1.1 Gaussian Maximum Likelihood Classifier (GMLC) : The maximum likelihood classifier quantitatively evaluates both the variance and covariance of the category spectral response patterns when classifying an unknown pixel. It is assumed that the distribution of the cloud of points forming the category training data is Gaussian (normally distributed). Here, the distribution of a category response pattern can be completely described by the mean vector and the covariance matrix. The probability density functions are used to classify an unidentified pixel by computing the probability of the pixel value belonging to each category. After evaluating the probability in each category, the pixel is assigned to the most likely class (highest probability value) or can be labelled as ‘unknown' if the probability values are all below a threshold set by the analyst [4] .

1.2 Spectral Angle Mapper (SAM) : In N dimensional multi-(or hyper-) spectral space a pixel vector x has both magnitude (length) and an angle measured with respect to the axes that defines the coordinate system of the space [5]. In the Spectral Angle Mapper (SAM) technique for identifying pixel spectra only the angular information is used. SAM is based on the idea that an observed reflectance spectrum can be considered as a vector in a multidimensional space, where the number of dimensions equals the number of spectral bands. If the overall illumination increases or decreases (due to the presence of a mix of sunlight and shadows), the length of this vector will increase or decrease, but its angular orientation will remain constant. Smaller angles represent closer matches to the reference spectrum. If this angle is smaller than a given tolerance level, the spectra are considered to match even if one spectrum is much brighter than the other (farther from the origin) overall [4]. Pixels further away than the specified maximum angle threshold are not classified.

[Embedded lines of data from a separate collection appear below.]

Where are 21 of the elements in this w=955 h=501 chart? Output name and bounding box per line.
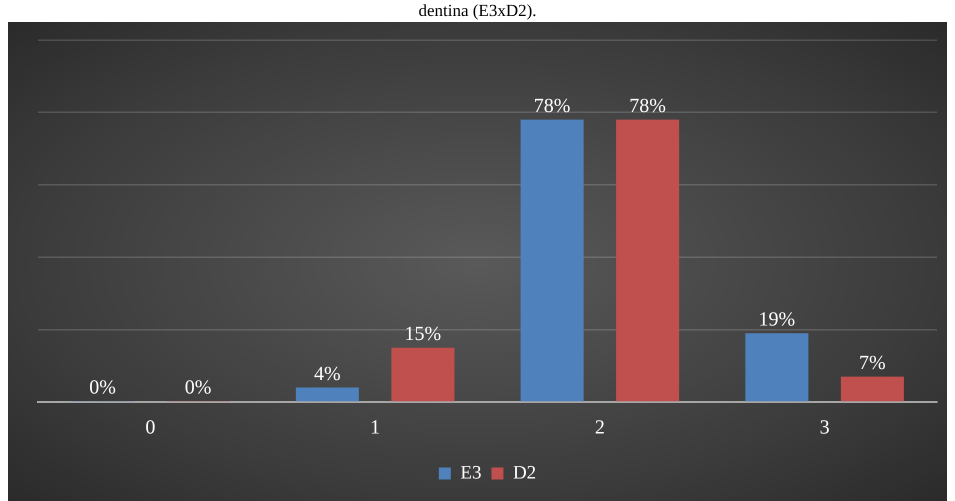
legend-label: E3 bbox=[460, 462, 482, 484]
x-tick-label: 0 bbox=[145, 416, 156, 438]
data-label: 4% bbox=[314, 362, 341, 385]
bar bbox=[616, 120, 680, 402]
bar bbox=[391, 348, 454, 402]
data-label: 19% bbox=[758, 308, 796, 330]
bar bbox=[840, 376, 904, 402]
data-label: 7% bbox=[859, 352, 886, 374]
x-tick-label: 2 bbox=[594, 416, 605, 438]
bar bbox=[296, 388, 359, 402]
x-tick-label: 3 bbox=[820, 416, 830, 438]
data-label: 0% bbox=[89, 376, 116, 398]
x-tick-label: 1 bbox=[370, 416, 380, 438]
chart-title: dentina (E3xD2). bbox=[417, 0, 538, 22]
bar bbox=[745, 333, 808, 402]
data-label: 78% bbox=[629, 94, 666, 117]
bar bbox=[520, 120, 584, 402]
data-label: 0% bbox=[184, 376, 212, 398]
data-label: 78% bbox=[534, 94, 570, 117]
data-label: 15% bbox=[404, 322, 442, 345]
legend-label: D2 bbox=[512, 462, 536, 484]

1.3 Neural Network : To overcome difficulties in conventional digital classification that uses the spectral characteristics of the pixel as the sole parameter in deciding to which class a pixel belongs to, new approaches such as Neural Networks (NN) are being used. Fully trained, neural networks can perform image classification relatively rapidly, although the training process itself can be quite time consuming. NN systems are ‘self-training' in that they adaptively construct linkages between a given pattern of input data and particular outputs. A NN consists of a set of three or more layers, each made up of multiple nodes. Typically, these might include spectral bands from a remotely sensed image, textural features or other intermediate products derived from such images, or ancillary data describing the region to be analysed. The nodes in the output layer represent the range of possible output categories to be produced by the network [4]. Between the input and output layers are one or more hidden layers. These consist of multiple nodes, each linked to many nodes in the preceding layer and to many nodes in the following layer. These linkages between nodes are represented by weights, which guide the flow of information through the network. The number of hidden layers used in a neural network is arbitrary. An increase in the number of hidden layers permits the network to be used for more complex problems but reduces the network's ability to generalise and increases the time required for training . Applying a NN to image classification makes use of an iterative training procedure in which the network is provided with matching sets of input and output data. Each set of input data represents an example of a pattern to be learned, and each corresponding set of output data represents the desired output that should be produced in response to the input. During the training process the network autonomously modifies the weights on the linkages between each pair of nodes in such a way as to reduce the discrepancy between the desired output and the actual output [4].

1.4 Decision Tree Approach : Decision tree approach is a non-parametric classifier and an example of machine learning algorithm. It involves a recursive partitioning of the feature space, based on a set of rules that are learned by an analysis of the training set. A tree structure is developed where at each branching a specific decision rule is implemented, which may involve one or more combinations of the attribute inputs. A new input vector then ‘travels' from the root node down through successive branches until it is placed in a specific class . The thresholds used for each class decision are chosen using minimum entropy or minimum error measures. It is based on using the minimum number of bits to describe each decision at a node in the tree based on the frequency of each class at the node. With minimum entropy, the stopping criterion is based on the amount of information gained by a rule (the gain ratio) [2].

1.5 Clustering : Clustering techniques fall into a group of undirected data mining tools [6]. The goal of clustering is to discover structure in the data as a whole. There is no target variable to be predicted and thus no distinction is being made between independent and dependent variables. Clustering partitions the image data into a number of spectral classes, and then labels all pixels of interest as belonging to one of those spectral classes, although the labels are purely nominal (e.g. A, B, C, …., or class1, class 2, …….) and are as yet unrelated to ground cover types [5] . The K-means algorithm is a simple, iterative procedure, in which a crucial concept is the one of ‘ centroid' . Centroid is an artificial point in the space of records which represents an average location of the particular cluster. The coordinates of this point are averages of attribute values of all examples that belong to the cluster.